Por que a Netflix se aliou a oligarca e suposta namorada de Putin na Rússia

REPRODUÇÃO/INSTAGRAM

Ted Sarandos, CEO da Netflix

Ted Sarandos, CEO da Netflix, fechou acordo com a NGM, presidida por suposta namorada de Putin

Guilherme Ravache

ravache@proton.me

Publicado em 9/3/2022 - 6h45

O anúncio da Netflix de deixar a Rússia foi recebido com aplausos pelo mundo, que observa em choque a escalada de terror na Ucrânia desde a invasão russa. Entre os motivos da saída, além da guerra, está a exigência do Kremlin de que a Netflix transmitisse canais locais russos com conteúdo a favor do governo.

Porém, um aspecto menos discutido é como a Netflix se aliou a uma das figuras mais próximas ao presidente Vladimir Putin para entrar na Rússia e como essa decisão gerou conflitos internos na líder mundial de streaming anos antes do início da invasão à Ucrânia.

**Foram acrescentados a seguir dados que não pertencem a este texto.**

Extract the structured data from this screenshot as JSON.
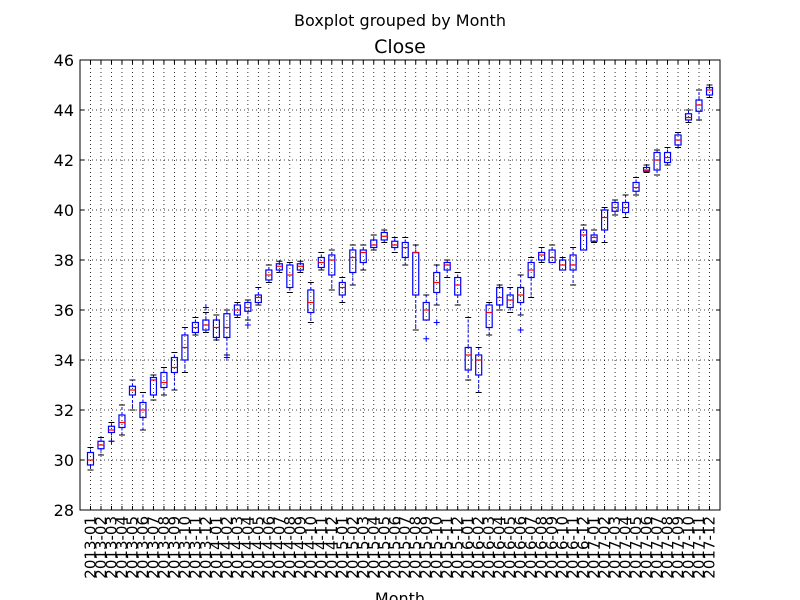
{
  "chart_data": {
    "type": "boxplot",
    "suptitle": "Boxplot grouped by Month",
    "title": "Close",
    "xlabel": "Month",
    "ylabel": "",
    "ylim": [
      28,
      46
    ],
    "yticks": [
      28,
      30,
      32,
      34,
      36,
      38,
      40,
      42,
      44,
      46
    ],
    "grid": true,
    "colors": {
      "box": "#0000ff",
      "median": "#ff0000",
      "whisker": "#0000ff",
      "flier": "#0000ff",
      "grid": "#000000"
    },
    "categories": [
      "2013-01",
      "2013-02",
      "2013-03",
      "2013-04",
      "2013-05",
      "2013-06",
      "2013-07",
      "2013-08",
      "2013-09",
      "2013-10",
      "2013-11",
      "2013-12",
      "2014-01",
      "2014-02",
      "2014-03",
      "2014-04",
      "2014-05",
      "2014-06",
      "2014-07",
      "2014-08",
      "2014-09",
      "2014-10",
      "2014-11",
      "2014-12",
      "2015-01",
      "2015-02",
      "2015-03",
      "2015-04",
      "2015-05",
      "2015-06",
      "2015-07",
      "2015-08",
      "2015-09",
      "2015-10",
      "2015-11",
      "2015-12",
      "2016-01",
      "2016-02",
      "2016-03",
      "2016-04",
      "2016-05",
      "2016-06",
      "2016-07",
      "2016-08",
      "2016-09",
      "2016-10",
      "2016-11",
      "2016-12",
      "2017-01",
      "2017-02",
      "2017-03",
      "2017-04",
      "2017-05",
      "2017-06",
      "2017-07",
      "2017-08",
      "2017-09",
      "2017-10",
      "2017-11",
      "2017-12"
    ],
    "tick_labels": [
      "2013-01",
      "2013-02",
      "2013-03",
      "2013-04",
      "2013-05",
      "2013-06",
      "2013-07",
      "2013-08",
      "2013-09",
      "2013-10",
      "2013-11",
      "2013-12",
      "2014-01",
      "2014-02",
      "2014-03",
      "2014-04",
      "2014-05",
      "2014-06",
      "2014-07",
      "2014-08",
      "2014-09",
      "2014-10",
      "2014-11",
      "2014-12",
      "2015-01",
      "2015-02",
      "2015-03",
      "2015-04",
      "2015-05",
      "2015-06",
      "2015-07",
      "2015-08",
      "2015-09",
      "2015-10",
      "2015-11",
      "2015-12",
      "2016-01",
      "2016-02",
      "2016-03",
      "2016-04",
      "2016-05",
      "2016-06",
      "2016-07",
      "2016-08",
      "2016-09",
      "2016-10",
      "2016-11",
      "2016-12",
      "2017-01",
      "2017-02",
      "2017-03",
      "2017-04",
      "2017-05",
      "2017-06",
      "2017-07",
      "2017-08",
      "2017-09",
      "2017-10",
      "2017-11",
      "2017-12"
    ],
    "boxes": [
      {
        "whislo": 29.6,
        "q1": 29.8,
        "med": 30.0,
        "q3": 30.3,
        "whishi": 30.5,
        "fliers": []
      },
      {
        "whislo": 30.2,
        "q1": 30.45,
        "med": 30.6,
        "q3": 30.75,
        "whishi": 30.9,
        "fliers": []
      },
      {
        "whislo": 30.75,
        "q1": 31.1,
        "med": 31.2,
        "q3": 31.35,
        "whishi": 31.5,
        "fliers": [
          30.75
        ]
      },
      {
        "whislo": 31.0,
        "q1": 31.3,
        "med": 31.5,
        "q3": 31.8,
        "whishi": 32.2,
        "fliers": []
      },
      {
        "whislo": 32.0,
        "q1": 32.6,
        "med": 32.8,
        "q3": 32.95,
        "whishi": 33.2,
        "fliers": []
      },
      {
        "whislo": 31.2,
        "q1": 31.7,
        "med": 32.0,
        "q3": 32.3,
        "whishi": 32.7,
        "fliers": []
      },
      {
        "whislo": 32.4,
        "q1": 32.6,
        "med": 33.2,
        "q3": 33.3,
        "whishi": 33.4,
        "fliers": []
      },
      {
        "whislo": 32.6,
        "q1": 32.9,
        "med": 33.1,
        "q3": 33.5,
        "whishi": 33.7,
        "fliers": []
      },
      {
        "whislo": 32.8,
        "q1": 33.5,
        "med": 33.7,
        "q3": 34.1,
        "whishi": 34.3,
        "fliers": []
      },
      {
        "whislo": 33.5,
        "q1": 34.0,
        "med": 34.5,
        "q3": 35.0,
        "whishi": 35.3,
        "fliers": []
      },
      {
        "whislo": 35.0,
        "q1": 35.1,
        "med": 35.3,
        "q3": 35.5,
        "whishi": 35.7,
        "fliers": []
      },
      {
        "whislo": 35.1,
        "q1": 35.2,
        "med": 35.4,
        "q3": 35.6,
        "whishi": 35.9,
        "fliers": [
          36.1
        ]
      },
      {
        "whislo": 34.8,
        "q1": 34.9,
        "med": 35.3,
        "q3": 35.6,
        "whishi": 35.8,
        "fliers": []
      },
      {
        "whislo": 34.2,
        "q1": 34.9,
        "med": 35.3,
        "q3": 35.85,
        "whishi": 36.0,
        "fliers": [
          34.1
        ]
      },
      {
        "whislo": 35.7,
        "q1": 35.8,
        "med": 36.0,
        "q3": 36.2,
        "whishi": 36.3,
        "fliers": []
      },
      {
        "whislo": 35.6,
        "q1": 35.95,
        "med": 36.1,
        "q3": 36.3,
        "whishi": 36.4,
        "fliers": [
          35.4
        ]
      },
      {
        "whislo": 36.2,
        "q1": 36.3,
        "med": 36.5,
        "q3": 36.6,
        "whishi": 36.9,
        "fliers": []
      },
      {
        "whislo": 37.1,
        "q1": 37.2,
        "med": 37.4,
        "q3": 37.6,
        "whishi": 37.8,
        "fliers": []
      },
      {
        "whislo": 37.5,
        "q1": 37.6,
        "med": 37.75,
        "q3": 37.85,
        "whishi": 37.95,
        "fliers": []
      },
      {
        "whislo": 36.7,
        "q1": 36.9,
        "med": 37.4,
        "q3": 37.8,
        "whishi": 37.9,
        "fliers": []
      },
      {
        "whislo": 37.5,
        "q1": 37.6,
        "med": 37.75,
        "q3": 37.85,
        "whishi": 37.95,
        "fliers": []
      },
      {
        "whislo": 35.5,
        "q1": 35.9,
        "med": 36.3,
        "q3": 36.8,
        "whishi": 37.1,
        "fliers": []
      },
      {
        "whislo": 37.6,
        "q1": 37.7,
        "med": 37.9,
        "q3": 38.1,
        "whishi": 38.3,
        "fliers": []
      },
      {
        "whislo": 36.8,
        "q1": 37.4,
        "med": 38.0,
        "q3": 38.2,
        "whishi": 38.4,
        "fliers": []
      },
      {
        "whislo": 36.3,
        "q1": 36.6,
        "med": 36.9,
        "q3": 37.1,
        "whishi": 37.3,
        "fliers": []
      },
      {
        "whislo": 37.0,
        "q1": 37.5,
        "med": 38.1,
        "q3": 38.4,
        "whishi": 38.6,
        "fliers": []
      },
      {
        "whislo": 37.6,
        "q1": 37.9,
        "med": 38.3,
        "q3": 38.4,
        "whishi": 38.6,
        "fliers": []
      },
      {
        "whislo": 38.4,
        "q1": 38.5,
        "med": 38.6,
        "q3": 38.8,
        "whishi": 39.0,
        "fliers": []
      },
      {
        "whislo": 38.7,
        "q1": 38.8,
        "med": 38.95,
        "q3": 39.1,
        "whishi": 39.2,
        "fliers": []
      },
      {
        "whislo": 38.3,
        "q1": 38.5,
        "med": 38.6,
        "q3": 38.75,
        "whishi": 38.9,
        "fliers": []
      },
      {
        "whislo": 37.8,
        "q1": 38.1,
        "med": 38.5,
        "q3": 38.7,
        "whishi": 38.9,
        "fliers": []
      },
      {
        "whislo": 35.2,
        "q1": 36.6,
        "med": 38.3,
        "q3": 38.3,
        "whishi": 38.6,
        "fliers": []
      },
      {
        "whislo": 35.6,
        "q1": 35.6,
        "med": 36.0,
        "q3": 36.3,
        "whishi": 36.6,
        "fliers": [
          34.85
        ]
      },
      {
        "whislo": 36.2,
        "q1": 36.7,
        "med": 37.1,
        "q3": 37.5,
        "whishi": 37.8,
        "fliers": [
          35.5
        ]
      },
      {
        "whislo": 37.3,
        "q1": 37.6,
        "med": 37.8,
        "q3": 37.9,
        "whishi": 38.0,
        "fliers": []
      },
      {
        "whislo": 36.2,
        "q1": 36.6,
        "med": 37.0,
        "q3": 37.3,
        "whishi": 37.5,
        "fliers": []
      },
      {
        "whislo": 33.2,
        "q1": 33.6,
        "med": 34.2,
        "q3": 34.5,
        "whishi": 35.7,
        "fliers": []
      },
      {
        "whislo": 32.7,
        "q1": 33.4,
        "med": 34.0,
        "q3": 34.2,
        "whishi": 34.5,
        "fliers": []
      },
      {
        "whislo": 35.0,
        "q1": 35.3,
        "med": 35.9,
        "q3": 36.2,
        "whishi": 36.3,
        "fliers": []
      },
      {
        "whislo": 36.0,
        "q1": 36.2,
        "med": 36.5,
        "q3": 36.9,
        "whishi": 37.0,
        "fliers": []
      },
      {
        "whislo": 35.9,
        "q1": 36.1,
        "med": 36.4,
        "q3": 36.6,
        "whishi": 36.9,
        "fliers": []
      },
      {
        "whislo": 35.8,
        "q1": 36.3,
        "med": 36.6,
        "q3": 36.9,
        "whishi": 37.4,
        "fliers": [
          35.2
        ]
      },
      {
        "whislo": 36.5,
        "q1": 37.3,
        "med": 37.6,
        "q3": 37.9,
        "whishi": 38.1,
        "fliers": []
      },
      {
        "whislo": 37.9,
        "q1": 38.0,
        "med": 38.2,
        "q3": 38.3,
        "whishi": 38.5,
        "fliers": []
      },
      {
        "whislo": 37.9,
        "q1": 37.9,
        "med": 38.1,
        "q3": 38.4,
        "whishi": 38.6,
        "fliers": []
      },
      {
        "whislo": 37.6,
        "q1": 37.6,
        "med": 37.8,
        "q3": 38.0,
        "whishi": 38.1,
        "fliers": []
      },
      {
        "whislo": 37.0,
        "q1": 37.6,
        "med": 37.8,
        "q3": 38.2,
        "whishi": 38.5,
        "fliers": []
      },
      {
        "whislo": 38.4,
        "q1": 38.4,
        "med": 39.0,
        "q3": 39.2,
        "whishi": 39.4,
        "fliers": []
      },
      {
        "whislo": 38.7,
        "q1": 38.75,
        "med": 38.9,
        "q3": 39.0,
        "whishi": 39.2,
        "fliers": []
      },
      {
        "whislo": 38.7,
        "q1": 39.2,
        "med": 39.7,
        "q3": 40.0,
        "whishi": 40.1,
        "fliers": []
      },
      {
        "whislo": 39.8,
        "q1": 39.95,
        "med": 40.1,
        "q3": 40.3,
        "whishi": 40.4,
        "fliers": []
      },
      {
        "whislo": 39.7,
        "q1": 39.9,
        "med": 40.1,
        "q3": 40.3,
        "whishi": 40.6,
        "fliers": []
      },
      {
        "whislo": 40.6,
        "q1": 40.75,
        "med": 40.9,
        "q3": 41.1,
        "whishi": 41.3,
        "fliers": []
      },
      {
        "whislo": 41.5,
        "q1": 41.55,
        "med": 41.6,
        "q3": 41.7,
        "whishi": 41.8,
        "fliers": []
      },
      {
        "whislo": 41.4,
        "q1": 41.6,
        "med": 42.0,
        "q3": 42.3,
        "whishi": 42.4,
        "fliers": []
      },
      {
        "whislo": 41.8,
        "q1": 41.9,
        "med": 42.1,
        "q3": 42.3,
        "whishi": 42.5,
        "fliers": []
      },
      {
        "whislo": 42.5,
        "q1": 42.6,
        "med": 42.8,
        "q3": 43.0,
        "whishi": 43.1,
        "fliers": []
      },
      {
        "whislo": 43.5,
        "q1": 43.6,
        "med": 43.7,
        "q3": 43.85,
        "whishi": 44.0,
        "fliers": []
      },
      {
        "whislo": 43.6,
        "q1": 43.95,
        "med": 44.2,
        "q3": 44.4,
        "whishi": 44.8,
        "fliers": []
      },
      {
        "whislo": 44.5,
        "q1": 44.6,
        "med": 44.8,
        "q3": 44.9,
        "whishi": 45.0,
        "fliers": []
      }
    ]
  }
}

O assunto se tornou público no último domingo (6), por meio de um texto do o colunista Matthew Belloni, do Puck. 

A Rússia se tornou ainda um alerta de como a Netflix enfrenta conflitos morais cada vez maiores para seguir crescendo o número de assinantes pelo mundo, inclusive tendo de fazer concessões para operar em países de tendência antidemocrática.

Netflix precisa crescer

A decisão da Netflix de entrar para valer na Rússia aconteceu em setembro de 2020. Naquela época, a plataforma já estava presente no país, mas tinha um alcance limitado. Por trás da decisão estava a necessidade da plataforma de crescer o número de assinantes no mundo.

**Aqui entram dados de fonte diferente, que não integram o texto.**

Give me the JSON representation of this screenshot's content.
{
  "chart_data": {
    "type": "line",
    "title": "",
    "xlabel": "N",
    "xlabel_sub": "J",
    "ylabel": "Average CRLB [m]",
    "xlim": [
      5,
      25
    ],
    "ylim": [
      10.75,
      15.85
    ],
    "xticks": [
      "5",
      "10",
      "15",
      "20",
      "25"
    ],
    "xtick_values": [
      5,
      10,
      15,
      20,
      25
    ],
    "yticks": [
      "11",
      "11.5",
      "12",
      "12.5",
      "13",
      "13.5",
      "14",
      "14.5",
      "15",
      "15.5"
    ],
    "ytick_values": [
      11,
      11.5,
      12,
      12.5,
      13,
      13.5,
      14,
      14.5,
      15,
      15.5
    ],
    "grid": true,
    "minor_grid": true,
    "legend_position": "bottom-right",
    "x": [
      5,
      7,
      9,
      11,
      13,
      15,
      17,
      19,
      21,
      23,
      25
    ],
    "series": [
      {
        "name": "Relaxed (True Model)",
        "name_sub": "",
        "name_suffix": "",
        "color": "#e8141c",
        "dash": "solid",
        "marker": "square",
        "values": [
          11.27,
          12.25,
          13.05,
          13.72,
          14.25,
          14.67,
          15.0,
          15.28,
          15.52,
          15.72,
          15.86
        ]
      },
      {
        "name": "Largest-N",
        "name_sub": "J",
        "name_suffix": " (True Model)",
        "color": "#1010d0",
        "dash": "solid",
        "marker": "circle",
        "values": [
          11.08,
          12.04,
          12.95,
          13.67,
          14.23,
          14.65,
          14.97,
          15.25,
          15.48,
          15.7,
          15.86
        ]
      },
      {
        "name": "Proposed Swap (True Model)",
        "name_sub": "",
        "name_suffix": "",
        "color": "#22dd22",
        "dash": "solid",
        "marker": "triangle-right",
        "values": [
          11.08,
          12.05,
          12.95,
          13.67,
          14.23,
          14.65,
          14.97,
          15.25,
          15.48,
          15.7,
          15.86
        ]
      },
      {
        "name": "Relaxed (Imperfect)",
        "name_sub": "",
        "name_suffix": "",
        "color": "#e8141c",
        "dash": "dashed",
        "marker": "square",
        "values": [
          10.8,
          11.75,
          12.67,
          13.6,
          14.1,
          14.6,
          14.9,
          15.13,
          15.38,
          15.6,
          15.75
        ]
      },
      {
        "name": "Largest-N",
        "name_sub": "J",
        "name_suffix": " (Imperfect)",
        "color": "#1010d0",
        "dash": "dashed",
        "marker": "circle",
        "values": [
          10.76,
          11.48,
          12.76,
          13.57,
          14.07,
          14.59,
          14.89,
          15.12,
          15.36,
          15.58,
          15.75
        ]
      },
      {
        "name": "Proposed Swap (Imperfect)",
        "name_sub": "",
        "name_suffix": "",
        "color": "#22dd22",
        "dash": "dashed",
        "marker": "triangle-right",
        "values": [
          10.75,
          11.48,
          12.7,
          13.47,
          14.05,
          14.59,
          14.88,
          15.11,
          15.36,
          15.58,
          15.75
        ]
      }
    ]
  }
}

Mercados grandes como Rússia, Índia e Brasil se tornaram prioridades. Naquela época, já se sabia das questões relacionadas à censura e controle de informação na Rússia, além de problemas como perseguição à imprensa, prisões arbitrárias de opositores e violações de direitos humanos no governo de Putin.

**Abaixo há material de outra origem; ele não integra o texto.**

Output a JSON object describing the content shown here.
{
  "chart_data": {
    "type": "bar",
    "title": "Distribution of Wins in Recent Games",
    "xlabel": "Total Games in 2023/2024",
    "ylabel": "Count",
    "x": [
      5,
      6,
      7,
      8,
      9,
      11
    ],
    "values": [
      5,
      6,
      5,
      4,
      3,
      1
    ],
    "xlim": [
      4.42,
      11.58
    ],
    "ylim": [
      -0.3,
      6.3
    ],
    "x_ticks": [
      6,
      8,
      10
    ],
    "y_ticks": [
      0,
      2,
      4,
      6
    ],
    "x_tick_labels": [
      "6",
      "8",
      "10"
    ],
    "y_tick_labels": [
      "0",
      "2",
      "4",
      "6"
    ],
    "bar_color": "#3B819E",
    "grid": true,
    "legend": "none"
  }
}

Mesmo executivos do alto escalão da Netflix foram contra o investimento na Rússia. Para crescer no país, além de fazer vista grossa ao regime, a empresa precisou fechar um acordo com o National Media Group (NMG), um grupo de mídia local próximo ao Kremlin. O acordo com a NMG permitiu à Netflix ter programas regionais populares, opções de pagamento em rublos e legendas em russo. 

"Dado seu objetivo de se tornar um serviço verdadeiramente global, o impulso da Rússia fazia sentido para os negócios estratégicos, apesar da política radioativa associada ao movimento. Mas três fontes da Netflix me disseram que o aspecto NMG da mudança foi muito controverso internamente e muito debatido", escreve Belloni. 

"Vários altos executivos, incluindo Cindy Holland, então vice-presidente de conteúdo original da empresa, soaram alarmes em várias reuniões sobre os laços especialmente estreitos da NMG com Vladimir Putin. O tema foi discutido de forma geral entre os executivos, inclusive entre vice-presidentes da empresa, que incluíam os co-CEOs Reed Hastings e Ted Sarandos”, acrescenta Belloni.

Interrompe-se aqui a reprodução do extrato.